The Palestinian Red Crescent said that more than 50 residents were injured throughout the day; there were no injuries among the police. Among the injured were at least four journalists, including two from Palestine TV, one of whom was seriously injured.

"From 7am the army tried to block off this neighbourhood," said Akram al-Salameh, the owner of a nearby bakery who was wounded.

"They forced me and my employees to leave ... . I think they are taking revenge for what happened," he said, referring to the kidnapping.

The kidnapping happened just hours after a funeral for the three settlers, who were abducted on June 12 while hitchhiking home from their religious seminary in the occupied West Bank.

Their bodies were found on Monday near Hebron, prompting fear of retaliatory attacks against Palestinian citizens of Israel, who make up 20 percent of the population.

Micky Rosenfeld, a spokesman for the Israeli police, said the department was investigating whether the abduction and possible murder were "criminal or nationalistic".

Additional officers have been sent to Jerusalem, where several Palestinian neighbourhoods were closed to traffic, and in northern Israel.

In a statement, Benjamin Netanyahu, the Israeli prime minister, called the incident "a heinous murder".

"I call on all sides not to take the law into their own hands. Israel is a nation of laws for all, and all are compelled to follow the law," he said,

Mahmoud Abbas, the president of the Palestinian Authority, demanded that Israel did more to stop future attacks.
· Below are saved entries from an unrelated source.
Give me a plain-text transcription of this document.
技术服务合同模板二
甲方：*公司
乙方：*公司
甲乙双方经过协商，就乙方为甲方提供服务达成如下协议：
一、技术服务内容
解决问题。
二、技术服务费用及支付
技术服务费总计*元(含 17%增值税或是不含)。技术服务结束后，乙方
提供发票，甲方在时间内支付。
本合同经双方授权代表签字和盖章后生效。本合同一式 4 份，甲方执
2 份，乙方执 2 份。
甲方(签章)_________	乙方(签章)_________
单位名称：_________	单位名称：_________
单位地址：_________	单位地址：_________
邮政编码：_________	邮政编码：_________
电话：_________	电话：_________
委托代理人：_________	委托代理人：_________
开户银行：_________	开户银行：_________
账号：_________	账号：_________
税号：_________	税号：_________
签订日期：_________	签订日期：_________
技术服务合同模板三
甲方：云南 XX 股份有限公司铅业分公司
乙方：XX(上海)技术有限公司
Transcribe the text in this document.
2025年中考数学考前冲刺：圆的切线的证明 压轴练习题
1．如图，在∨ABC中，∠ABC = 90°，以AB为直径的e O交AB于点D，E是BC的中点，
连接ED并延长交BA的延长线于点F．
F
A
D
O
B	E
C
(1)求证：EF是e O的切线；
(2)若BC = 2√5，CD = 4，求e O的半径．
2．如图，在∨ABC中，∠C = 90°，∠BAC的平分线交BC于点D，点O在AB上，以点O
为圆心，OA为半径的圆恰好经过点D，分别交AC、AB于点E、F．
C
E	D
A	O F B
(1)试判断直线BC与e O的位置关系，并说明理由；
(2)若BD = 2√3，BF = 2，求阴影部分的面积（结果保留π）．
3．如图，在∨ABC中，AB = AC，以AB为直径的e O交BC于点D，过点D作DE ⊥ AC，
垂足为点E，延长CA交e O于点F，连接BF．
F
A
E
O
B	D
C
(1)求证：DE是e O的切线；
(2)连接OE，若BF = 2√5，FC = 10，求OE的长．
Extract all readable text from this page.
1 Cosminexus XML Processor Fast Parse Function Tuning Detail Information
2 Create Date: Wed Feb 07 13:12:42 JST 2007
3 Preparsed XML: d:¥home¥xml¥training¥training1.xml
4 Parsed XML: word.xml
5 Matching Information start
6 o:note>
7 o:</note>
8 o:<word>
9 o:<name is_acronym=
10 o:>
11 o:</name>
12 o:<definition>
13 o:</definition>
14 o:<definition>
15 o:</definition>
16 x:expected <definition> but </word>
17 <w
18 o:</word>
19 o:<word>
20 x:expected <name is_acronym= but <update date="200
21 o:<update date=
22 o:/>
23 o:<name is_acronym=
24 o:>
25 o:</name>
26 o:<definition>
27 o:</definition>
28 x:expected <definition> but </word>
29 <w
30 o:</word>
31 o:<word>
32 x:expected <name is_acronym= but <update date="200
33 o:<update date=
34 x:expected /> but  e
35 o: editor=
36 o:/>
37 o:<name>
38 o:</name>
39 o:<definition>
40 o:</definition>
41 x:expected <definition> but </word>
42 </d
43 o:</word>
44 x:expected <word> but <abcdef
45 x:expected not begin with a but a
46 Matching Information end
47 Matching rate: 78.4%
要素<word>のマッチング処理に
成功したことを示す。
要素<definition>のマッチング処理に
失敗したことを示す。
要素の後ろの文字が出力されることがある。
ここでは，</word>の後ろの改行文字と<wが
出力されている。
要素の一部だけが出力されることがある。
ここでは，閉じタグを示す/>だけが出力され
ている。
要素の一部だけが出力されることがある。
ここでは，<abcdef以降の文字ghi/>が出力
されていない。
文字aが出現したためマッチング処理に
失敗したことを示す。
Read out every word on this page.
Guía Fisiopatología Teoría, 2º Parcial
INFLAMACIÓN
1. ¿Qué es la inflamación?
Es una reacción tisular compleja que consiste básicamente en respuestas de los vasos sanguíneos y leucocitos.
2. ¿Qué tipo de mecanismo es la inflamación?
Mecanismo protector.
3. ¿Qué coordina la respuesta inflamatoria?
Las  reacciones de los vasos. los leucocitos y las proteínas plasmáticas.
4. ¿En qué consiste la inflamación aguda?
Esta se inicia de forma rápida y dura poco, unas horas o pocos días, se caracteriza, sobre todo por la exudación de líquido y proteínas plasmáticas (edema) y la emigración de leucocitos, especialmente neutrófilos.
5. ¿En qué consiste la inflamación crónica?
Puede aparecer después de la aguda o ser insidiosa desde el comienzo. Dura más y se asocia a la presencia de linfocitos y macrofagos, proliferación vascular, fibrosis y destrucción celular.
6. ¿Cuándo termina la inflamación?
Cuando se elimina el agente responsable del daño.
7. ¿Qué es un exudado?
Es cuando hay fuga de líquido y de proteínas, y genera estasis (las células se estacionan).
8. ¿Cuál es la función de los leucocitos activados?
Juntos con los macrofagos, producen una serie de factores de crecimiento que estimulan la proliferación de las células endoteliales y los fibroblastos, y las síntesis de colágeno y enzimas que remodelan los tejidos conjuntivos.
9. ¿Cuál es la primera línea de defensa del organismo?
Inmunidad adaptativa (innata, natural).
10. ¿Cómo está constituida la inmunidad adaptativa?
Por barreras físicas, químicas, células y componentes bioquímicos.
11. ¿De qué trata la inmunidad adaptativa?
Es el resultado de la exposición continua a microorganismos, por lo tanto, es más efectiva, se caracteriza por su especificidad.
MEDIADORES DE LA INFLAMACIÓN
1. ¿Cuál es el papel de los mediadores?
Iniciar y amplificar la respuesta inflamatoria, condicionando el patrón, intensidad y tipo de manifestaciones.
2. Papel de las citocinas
"We call for providing international protection for the Palestinian people against settlers' attacks that, under the protection of Israeli occupation forces, have continued unabated," he said in a statement.

The mood in Jerusalem, in particular, has been extremely tense since Monday.

Dozens of people were arrested at a right-wing rally on Tuesday night, where protesters chanted "Death to the Arabs".

One man was jailed overnight for attacking a Palestinian worker in a fast-food restaurant in the city, and two other assaults were reported on Tuesday.

"Palestinian blood is no less valuable than the blood of settlers," Ahmed Tibi, a Palestinian member of the Knesset, said during a visit to Shuafat on Wednesday.

Israeli aircraft carried out several strikes in the Gaza Strip early on Thursday, an official and witnesses said, after Palestinians fired rockets into southern Israel.  

At least 10 civilians were injured in the northern Gaza Strip, including a woman who was described as being in critical condition by the Gazan emergency chief Ashraf al-Qedra.

The Israeli government has blamed Hamas for the abduction of the three settlers, and it has carried out dozens of air raids this week in Gaza.

In a statement, Hamas said Israel would "pay the price" for Abu Khdair's abduction: "Our people will not let this crime pass, nor all the killings and destruction by your settlers."